Şarkı bittiğinde nefes nefese yatağa yığılmıştık. Dizimi dürttü, ben bir sonraki müziği durdururken. Başımı kaldırıp gözlerine baktım. "Zayn'i ara, yarın pazar şirkete gitmeyeceksiniz zaten. Buluşalım, bir şeyler yapalım" Başımı sallayıp rehbere girdim. "Marie" Dedi çekimser bir ifadeyle. Başımı kaldırmadım. "Efendim Gab?" "Şey, Zayn'e söylesen de Liam'ı da çağırsa, olur mu?" Hınzır bir şekilde gülerek başımı kaldırdım. "Niye ki?" Derken bunu sormaktan zevk aldığım apaçık ortadaydı.

"Öyle bakma bana! Hoş çocuk" Gülerek telefona geri döndüm. U harfine gelip üzerine tıkladım. İkinci çalışta açıldı.

"Efendim güzelim" Gülerek cevapladım. "Zayn, yarın buluşalım mı?" "Olur" Dedi direk. Gab'e bakarak sırıttım. "Gab'de gelecek, sende Liam'ı getirsene. Hem ona teşekkür borçluyum" "Çağırırım da ne iş?" Gab ayağa kalkıp dolabıma ilerledi. Bende yataktan inip balkona çıktım.

"Bilemiyorum, yarın öğreneceğiz" Dedim gülerek. Kıkırdaması kulağıma doldu. "Sevgilim çöp çatanlığa mı el attın?"

Sevgilim. Bir kelime nasıl olurda insana huzur verirdi?

"Evet sevgilim, çöp çatanlık mesleği daha makul geldi" Güldü. "Seni özledim" Dedi ardından. Elimi balkon duvarının korkuluğuna koydum. "Daha bir saat olmadı Malik" Omuzlarını silktiğini tahmin ediyorum..

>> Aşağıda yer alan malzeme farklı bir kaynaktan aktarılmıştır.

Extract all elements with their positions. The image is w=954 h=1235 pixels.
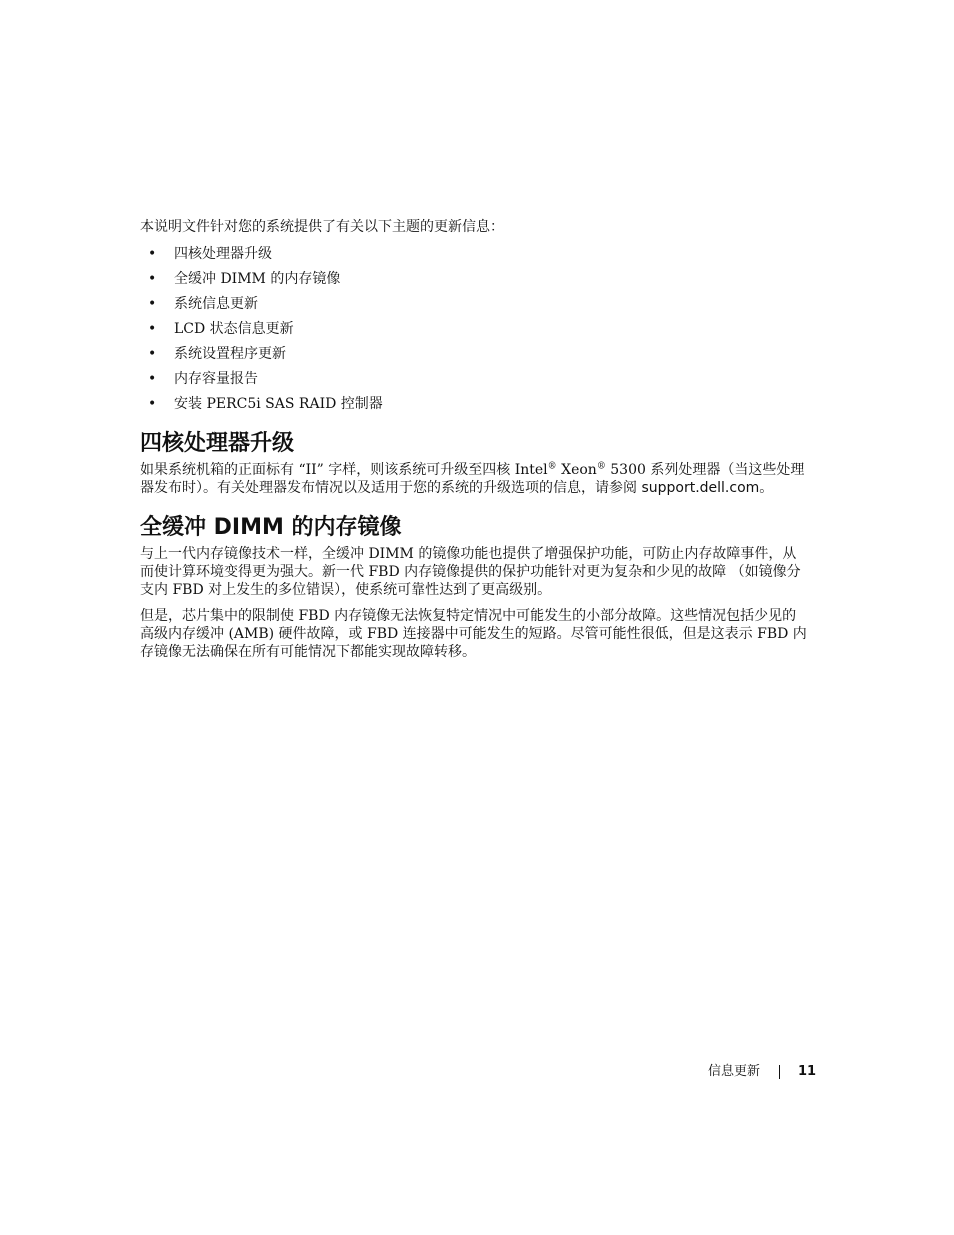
topic-label: 系统设置程序更新 [174,346,286,362]
bullet-icon: • [148,321,157,337]
topic-label: LCD 状态信息更新 [174,321,294,337]
topic-label: 内存容量报告 [174,371,258,387]
topic-label: 四核处理器升级 [174,246,272,262]
registered-mark: ® [547,461,557,472]
mirroring-paragraph-1: 与上一代内存镜像技术一样，全缓冲 DIMM 的镜像功能也提供了增强保护功能，可防止内存故障事件，从而使计算环境变得更为强大。新一代 FBD 内存镜像提供的保护功能针对更为复杂和少见的故障 （如镜像分支内 FBD 对上发生的多位错误），使系统可靠性达到了更高级别。 [140,546,801,598]
topic-label: 安装 PERC5i SAS RAID 控制器 [174,396,383,412]
page-number: 11 [798,1064,817,1079]
quad-text-3: 5300 系列处理器（当这些处理器发布时）。有关处理器发布情况以及适用于您的系统的升级选项的信息，请参阅 [140,462,805,496]
topic-item [140,267,810,292]
section-heading-memory-mirroring: 全缓冲 DIMM 的内存镜像 [140,515,402,540]
mirroring-paragraph-2: 但是，芯片集中的限制使 FBD 内存镜像无法恢复特定情况中可能发生的小部分故障。这些情况包括少见的高级内存缓冲 (AMB) 硬件故障，或 FBD 连接器中可能发生的短路。尽管可能性很低，但是这表示 FBD 内存镜像无法确保在所有可能情况下都能实现故障转移。 [140,608,807,660]
intro-text: 本说明文件针对您的系统提供了有关以下主题的更新信息： [140,219,504,235]
page-content [140,218,810,661]
quad-text-end: 。 [759,480,774,496]
footer-divider [779,1065,780,1079]
topic-label: 全缓冲 DIMM 的内存镜像 [174,271,341,287]
topic-item [140,292,810,317]
registered-mark: ® [596,461,606,472]
topic-item [140,342,810,367]
bullet-icon: • [148,296,157,312]
topic-item [140,367,810,392]
quad-text-2: Xeon [556,462,597,478]
quad-core-paragraph [140,461,810,497]
bullet-icon: • [148,371,157,387]
topic-item [140,392,810,417]
topic-item [140,242,810,267]
bullet-icon: • [148,396,157,412]
page-footer [0,1062,954,1082]
footer-title: 信息更新 [707,1064,760,1079]
bullet-icon: • [148,346,157,362]
bullet-icon: • [148,271,157,287]
topic-item [140,317,810,342]
topic-list [140,242,810,417]
bullet-icon: • [148,246,157,262]
topic-label: 系统信息更新 [174,296,258,312]
section-heading-quad-core: 四核处理器升级 [140,431,295,456]
support-link[interactable]: support.dell.com [641,480,760,496]
quad-text-1: 如果系统机箱的正面标有 “II” 字样，则该系统可升级至四核 Intel [140,462,548,478]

"Olsun, özledim ne var?" Güldüm. "Yarın birlikteyiz" "Evet birlikteyiz" Dedi oldukça tutkulu bir ses tonuyla. Daha sonra vedalaştık. İçeri geçip bende Gab gibi pijamalarımı giyindim. Aşağı inip mutfaktan bir kavanoz turşu alıp tekrar odama çıktım. Kapağını açıp yatağa oturdum. Gab'de yanıma oturduğunda turşuya gömülmüştük.

"Zayn'i ne kadar seviyorsun?" Dedi ağzında turşu varken. Dudaklarımı yalayıp ekşi tadı giderdim. "Ne kadar olduğunu ölçemem ama yanındayken güvende hissediyorum, kokusu içimdeki sevgiyi arttırıyor ve ona bakarken dünyada gördüğüm en güzel şeye bakıyor gibiyim" "Belli oluyor zaten, ikinizinde gözleri parlıyor birbirinize bakarken" Gülümsedim.

"Ee anlat bakalım Liam ne alaka?" Dedim ona dönerken. Sırtını başlığa yaslayıp elindeki turşudan ısırdı. "Doğum gününde gitmiştik ya" Başımı salladım. "Dans ederken çok eğlendim. Çok konuşkan ve komik" "Yani senin en sevdiğin erkek tarzı?" Dedim kaşlarımı kaldırarak. Başını salladı. "Aramızda bir şey olmasa bile, onunla arkadaş olmayı isterim" Başımı yavaşça sallayıp turşu aldım.

*Ertesi Sabah*

"Senin araban varken, neden onları bekliyoruz?" Gab'e dönüp baktım. Omuzlarımı silktim. "Bilmem" Dedim ardından. Evden çıkmadan önce, Zayn ile konuşmuştum ve onları beklememiz gerektiğini söylemişti. Şimdi ise evin önünde onları bekliyorduk. Eteğimin tül yeri uçuşurken oflayarak tülü bacaklarıma sardım.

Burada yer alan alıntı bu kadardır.